Was zu diesem Zeitpunkt noch niemand ahnt: Johann Martin Haas ist Mitglied einer der größten Räuberbanden, die in der zweiten Hälfte des 18. Jahrhunderts im territorial zersplitterten deutschen Südwesten ihr Unwesen treiben und als die „Räuber vom Mainhardter Wald“ in die Regionalgeschichte eingehen werden. Seine Inhaftierung bringt 1772, vor genau 250 Jahren, einen Stein ins Rollen, der am Ende 19 von mindestens 68 Bandenmitgliedern den Kopf kostet.

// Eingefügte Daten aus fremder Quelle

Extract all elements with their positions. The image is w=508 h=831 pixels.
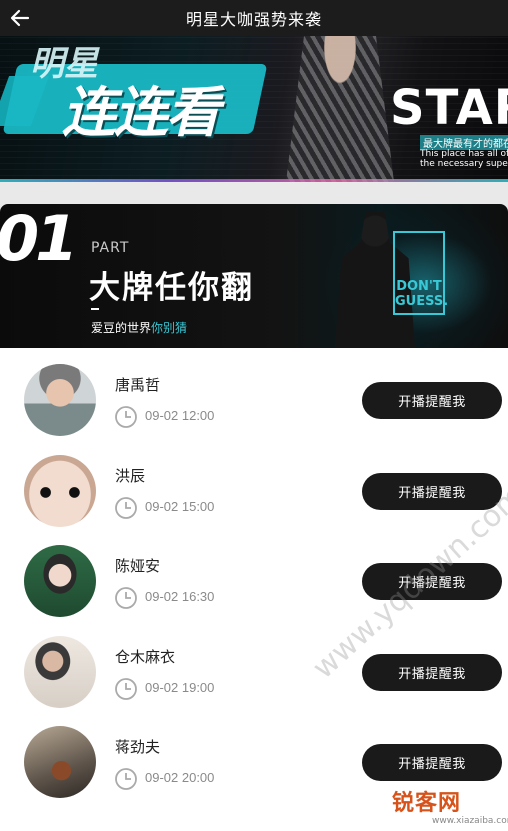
remind-me-button[interactable]: 开播提醒我 — [362, 744, 502, 781]
hero-title: 连连看 — [62, 81, 220, 144]
avatar[interactable] — [24, 635, 96, 708]
part-subtitle: 爱豆的世界你别猜 — [91, 319, 187, 336]
schedule-card: 01 PART 大牌任你翻 爱豆的世界你别猜 DON'T GUESS. 唐禹哲 … — [0, 204, 508, 831]
star-name: 唐禹哲 — [115, 376, 161, 394]
show-time: 09-02 15:00 — [145, 498, 215, 514]
hero-en-tagline-2: the necessary superstar — [420, 159, 508, 169]
clock-icon — [115, 677, 137, 700]
page-title: 明星大咖强势来袭 — [185, 10, 322, 29]
remind-me-button[interactable]: 开播提醒我 — [362, 472, 502, 510]
top-bar: 明星大咖强势来袭 — [0, 0, 508, 36]
part-title: 大牌任你翻 — [89, 270, 254, 306]
avatar[interactable] — [24, 364, 96, 436]
remind-me-button[interactable]: 开播提醒我 — [362, 653, 502, 691]
poster-line-1: DON'T — [396, 279, 442, 294]
poster-line-2: GUESS. — [395, 294, 449, 309]
hero-star-text: STAR — [390, 80, 508, 136]
list-item: 陈娅安 09-02 16:30 开播提醒我 — [0, 539, 508, 630]
hero-en-tagline-1: This place has all of — [420, 149, 508, 159]
watermark-logo-url: www.xiazaiba.com — [432, 816, 508, 826]
back-button[interactable] — [4, 2, 36, 34]
part-label: PART — [91, 240, 130, 256]
part-dash — [91, 308, 99, 310]
app-page: 明星大咖强势来袭 明星 连连看 STAR 最大牌最有才的都在这里 This pl… — [0, 0, 508, 831]
part-subtitle-prefix: 爱豆的世界 — [91, 321, 152, 335]
star-name: 陈娅安 — [115, 557, 161, 575]
clock-icon — [115, 406, 137, 428]
avatar[interactable] — [24, 726, 96, 798]
part-banner: 01 PART 大牌任你翻 爱豆的世界你别猜 DON'T GUESS. — [0, 204, 508, 348]
clock-icon — [115, 496, 137, 519]
list-item: 唐禹哲 09-02 12:00 开播提醒我 — [0, 358, 508, 449]
hero-cn-tagline: 最大牌最有才的都在这里 — [420, 135, 508, 150]
list-item: 洪辰 09-02 15:00 开播提醒我 — [0, 449, 508, 540]
dont-guess-poster: DON'T GUESS. — [393, 231, 449, 315]
avatar[interactable] — [24, 545, 96, 617]
clock-icon — [115, 587, 137, 609]
avatar[interactable] — [24, 454, 96, 527]
show-time: 09-02 20:00 — [145, 770, 215, 785]
remind-me-button[interactable]: 开播提醒我 — [362, 382, 502, 419]
back-arrow-icon — [10, 9, 30, 27]
schedule-list: 唐禹哲 09-02 12:00 开播提醒我 洪辰 09-02 15:00 开播提… — [0, 358, 508, 811]
list-item: 仓木麻衣 09-02 19:00 开播提醒我 — [0, 630, 508, 721]
star-name: 洪辰 — [115, 466, 146, 485]
hero-divider — [0, 179, 508, 182]
remind-me-button[interactable]: 开播提醒我 — [362, 563, 502, 600]
star-name: 蒋劲夫 — [115, 738, 161, 756]
star-name: 仓木麻衣 — [115, 647, 176, 666]
clock-icon — [115, 768, 137, 790]
part-number: 01 — [0, 204, 78, 275]
hero-banner[interactable]: 明星 连连看 STAR 最大牌最有才的都在这里 This place has a… — [0, 36, 508, 182]
part-subtitle-highlight: 你别猜 — [151, 321, 188, 335]
show-time: 09-02 19:00 — [145, 679, 215, 695]
show-time: 09-02 12:00 — [145, 408, 215, 423]
show-time: 09-02 16:30 — [145, 589, 215, 604]
watermark-logo: 锐客网 — [388, 785, 466, 817]
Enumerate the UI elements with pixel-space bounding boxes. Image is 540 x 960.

Im Kerker von Maienfels, wohin Haas überstellt wird, gesteht er nicht nur weitere Diebstähle, sondern nennt auch die Namen von rund 60 Personen, die angeblich zur Bande gehören. Um den jungen Mann gefügig zu machen, genügt es, ihn mit den Folterinstrumenten zu konfrontieren. Noch immer gilt die Peinliche Halsgerichtsordnung Kaiser Karls V. von 1532, die regelt, wie Geständnisse aus Angeklagten zu pressen sind. Bis 1773, so ist in Akten aus dem Hohenlohe-Zentralarchiv überliefert, werden daraufhin 39 „Complices“ in Maienfels und Pfedelbach eingekerkert und wird ihnen der Prozess gemacht.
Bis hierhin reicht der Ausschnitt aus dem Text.